The trail rose to a bluff, giving her another view of the ocean. X had stopped at the top, crouched low with Miles by his side.
Magnolia took a sip of water from the straw in her helmet and looked out over the dark ocean. To the west, where the Sea Wolf lay beached, the tide was starting to recede.
“Come on,” X said, waving her onward. Miles followed without complaint, but Magnolia finally raised her hand.
“Hold on,” she said. “I don’t like the idea of going farther without a plan.”
X halted and, instead of replying, angled his rifle toward the mountains, at a slope covered with thick undergrowth.
At first, she thought he was pointing at the vultures flying above the canopy. She ducked when she saw them, but X remained standing. Miles, too, stayed on his feet. Only then did she realize that he wasn’t pointing at the birds at all.
Sheathing her sickle, she raised her carbine, zooming the scope in on a mushroom-shaped structure in the middle of the vast jungle.
“What in the …?”
“Satellite dish,” X said. “I saw it on the way in. That’s where we’re headed.”
Magnolia lowered her rifle. “I thought we were headed to the hotel. Why didn’t you tell me this?”
“Because I figured you’d complain when you saw vultures up there. But I didn’t want to just leave you at the boat, either.”
“Listen, X,” she said, frustration rising in her voice. “I know you may have a hard time believing it, but I’ve grown a lot since Hades. I’m not a little girl anymore.”
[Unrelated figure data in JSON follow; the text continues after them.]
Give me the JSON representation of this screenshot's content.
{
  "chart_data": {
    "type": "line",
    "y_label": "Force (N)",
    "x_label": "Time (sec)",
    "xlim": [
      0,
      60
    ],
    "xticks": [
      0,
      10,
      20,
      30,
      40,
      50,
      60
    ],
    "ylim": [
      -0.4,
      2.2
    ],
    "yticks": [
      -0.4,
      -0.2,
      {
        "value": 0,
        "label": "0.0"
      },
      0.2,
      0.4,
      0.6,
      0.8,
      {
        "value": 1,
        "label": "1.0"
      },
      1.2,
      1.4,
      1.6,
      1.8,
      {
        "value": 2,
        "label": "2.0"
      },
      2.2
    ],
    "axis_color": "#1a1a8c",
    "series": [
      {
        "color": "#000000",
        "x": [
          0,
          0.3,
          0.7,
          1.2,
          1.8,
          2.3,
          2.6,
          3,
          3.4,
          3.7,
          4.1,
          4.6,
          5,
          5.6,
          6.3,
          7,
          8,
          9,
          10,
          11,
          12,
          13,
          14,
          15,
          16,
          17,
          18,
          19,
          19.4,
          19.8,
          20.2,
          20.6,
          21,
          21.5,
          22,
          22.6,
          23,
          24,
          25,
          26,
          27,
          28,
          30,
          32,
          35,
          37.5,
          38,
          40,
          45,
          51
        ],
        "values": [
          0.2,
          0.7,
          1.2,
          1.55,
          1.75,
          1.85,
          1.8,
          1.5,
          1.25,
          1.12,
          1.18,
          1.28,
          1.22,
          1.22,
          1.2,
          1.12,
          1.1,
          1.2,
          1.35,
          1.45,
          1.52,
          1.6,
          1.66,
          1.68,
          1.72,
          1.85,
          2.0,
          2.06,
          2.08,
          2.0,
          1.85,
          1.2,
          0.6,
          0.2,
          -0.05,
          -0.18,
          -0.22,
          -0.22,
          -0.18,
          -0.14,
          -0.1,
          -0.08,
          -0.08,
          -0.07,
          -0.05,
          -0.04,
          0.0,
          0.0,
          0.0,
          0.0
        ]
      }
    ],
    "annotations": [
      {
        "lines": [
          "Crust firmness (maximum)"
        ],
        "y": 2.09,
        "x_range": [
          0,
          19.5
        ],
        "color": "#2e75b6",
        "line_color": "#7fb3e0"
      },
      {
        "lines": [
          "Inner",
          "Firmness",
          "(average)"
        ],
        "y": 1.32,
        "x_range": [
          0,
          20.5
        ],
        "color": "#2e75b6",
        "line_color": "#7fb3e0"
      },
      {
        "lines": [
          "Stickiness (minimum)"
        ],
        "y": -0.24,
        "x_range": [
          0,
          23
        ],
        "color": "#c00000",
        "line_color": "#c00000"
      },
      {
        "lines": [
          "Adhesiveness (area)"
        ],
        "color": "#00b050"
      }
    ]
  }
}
“You never were a little girl.”
Magnolia tilted her head, waiting for the rest.
“I’ve always known you had it in you to be a good Hell Diver. You’re a damn fine one, but you need to trust me and stopping rushing to do everything. That’s always been your problem.” He paused. “Your attitude doesn’t help, either.”
So I’m the one with an attitude?
“Yeah, I know what you’re thinking,” X said. “But save it for later and keep moving. We’ve got a long hike ahead.”